According to Russian sources, that November day a long convoy of combat and support vehicles from 6th Guards Rifle Corps of the Red Army, was going from Niš to Belgrade, with the end destination being Hungary.
Around 10 o’clock, three groups of 12 American P-38 Lightnings appeared from the southeast over the Jastrebac mountain. The first group immediately strafed leading vehicles, wounding 37 and killing 31 Russian soldiers. Lieutenant General Kotov, the commander of the 6th Guards Rifle Corps, also died during this attack.
While the second group of P-38 aircraft was starting its attack, the commander of the 17th Air Army, General Sudec, who was at the Niš airbase at the time, gave the order for takeoff to the pilots of Yakovlev Yak-3 fighters from 659th Regiment of 288th Air Division based at Niš, believing they were being attacked by German Focke-Wulf Fw 189 fighters.
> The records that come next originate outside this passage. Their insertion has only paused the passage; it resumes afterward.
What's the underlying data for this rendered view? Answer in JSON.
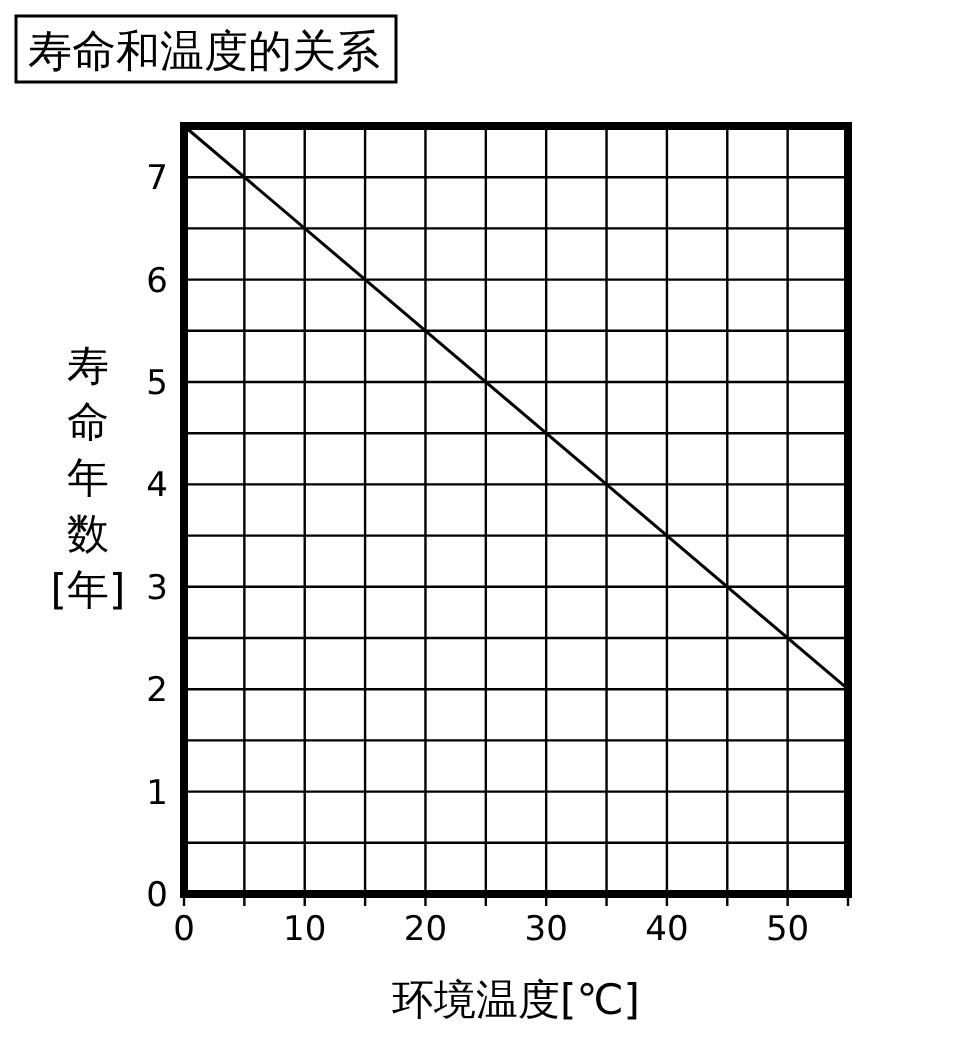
{
  "chart_data": {
    "type": "line",
    "title": "寿命和温度的关系",
    "xlabel": "环境温度[℃]",
    "ylabel": "寿命年数[年]",
    "x": [
      0,
      55
    ],
    "series": [
      {
        "color": "#000000",
        "values": [
          7.5,
          2.0
        ]
      }
    ],
    "xlim": [
      0,
      55
    ],
    "ylim": [
      0,
      7.5
    ],
    "xticks": [
      0,
      {
        "value": 5,
        "label": null
      },
      10,
      {
        "value": 15,
        "label": null
      },
      20,
      {
        "value": 25,
        "label": null
      },
      30,
      {
        "value": 35,
        "label": null
      },
      40,
      {
        "value": 45,
        "label": null
      },
      50,
      {
        "value": 55,
        "label": null
      }
    ],
    "yticks": [
      0,
      {
        "value": 0.5,
        "label": null
      },
      1,
      {
        "value": 1.5,
        "label": null
      },
      2,
      {
        "value": 2.5,
        "label": null
      },
      3,
      {
        "value": 3.5,
        "label": null
      },
      4,
      {
        "value": 4.5,
        "label": null
      },
      5,
      {
        "value": 5.5,
        "label": null
      },
      6,
      {
        "value": 6.5,
        "label": null
      },
      7,
      {
        "value": 7.5,
        "label": null
      }
    ],
    "grid": true,
    "marker": "none",
    "line_style": "solid"
  }
}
The American planes shifted their attack to the Soviet fighters which were taking off. One of the Yak-3’s was destroyed right away.
The P-38s then climbed to about 500m and formed a defensive circle above the city of Niš itself, waiting to see how this uncertain situation would be resolved. According to aeronautical engineer Dragoslav Dimić, who as a child was among the gathered inhabitants of Niš, the remaining Soviet fighters flew over the old city fortress at an altitude of only 20m and attacked the Lightnings from below in a steep climb.
One Lightning was hit, burst into flames and fell to the ground near the Niš airbase. The Yaks flew through the circling Lightnings and attacked them again from above. One of the Yaks was shot down by American fire.
The second group of Yaks led by a famous Soviet fighter ace Koldunov joined the furball. They took off from another airstrip near Niš. Nine Soviet Yak-3 and an unidentified number of US P-38 fighters participated in this aerial battle.
According to Russian sources, 3 Yaks and 4 P-38’s had been destroyed, while American author Glenn Bows states 4 Yaks and 2 Lightnings were lost. Yugoslav partisan officer, Joko Drecun, who was based at Niš airport, wrote in his diary that the Americans lost 7 planes while the Soviets lost 3 planes.
The United States apologized to the Soviet Union, stating that the attack was the result of a grave error by American pilots sent to attack German forces on the road from Skopje to Pristina.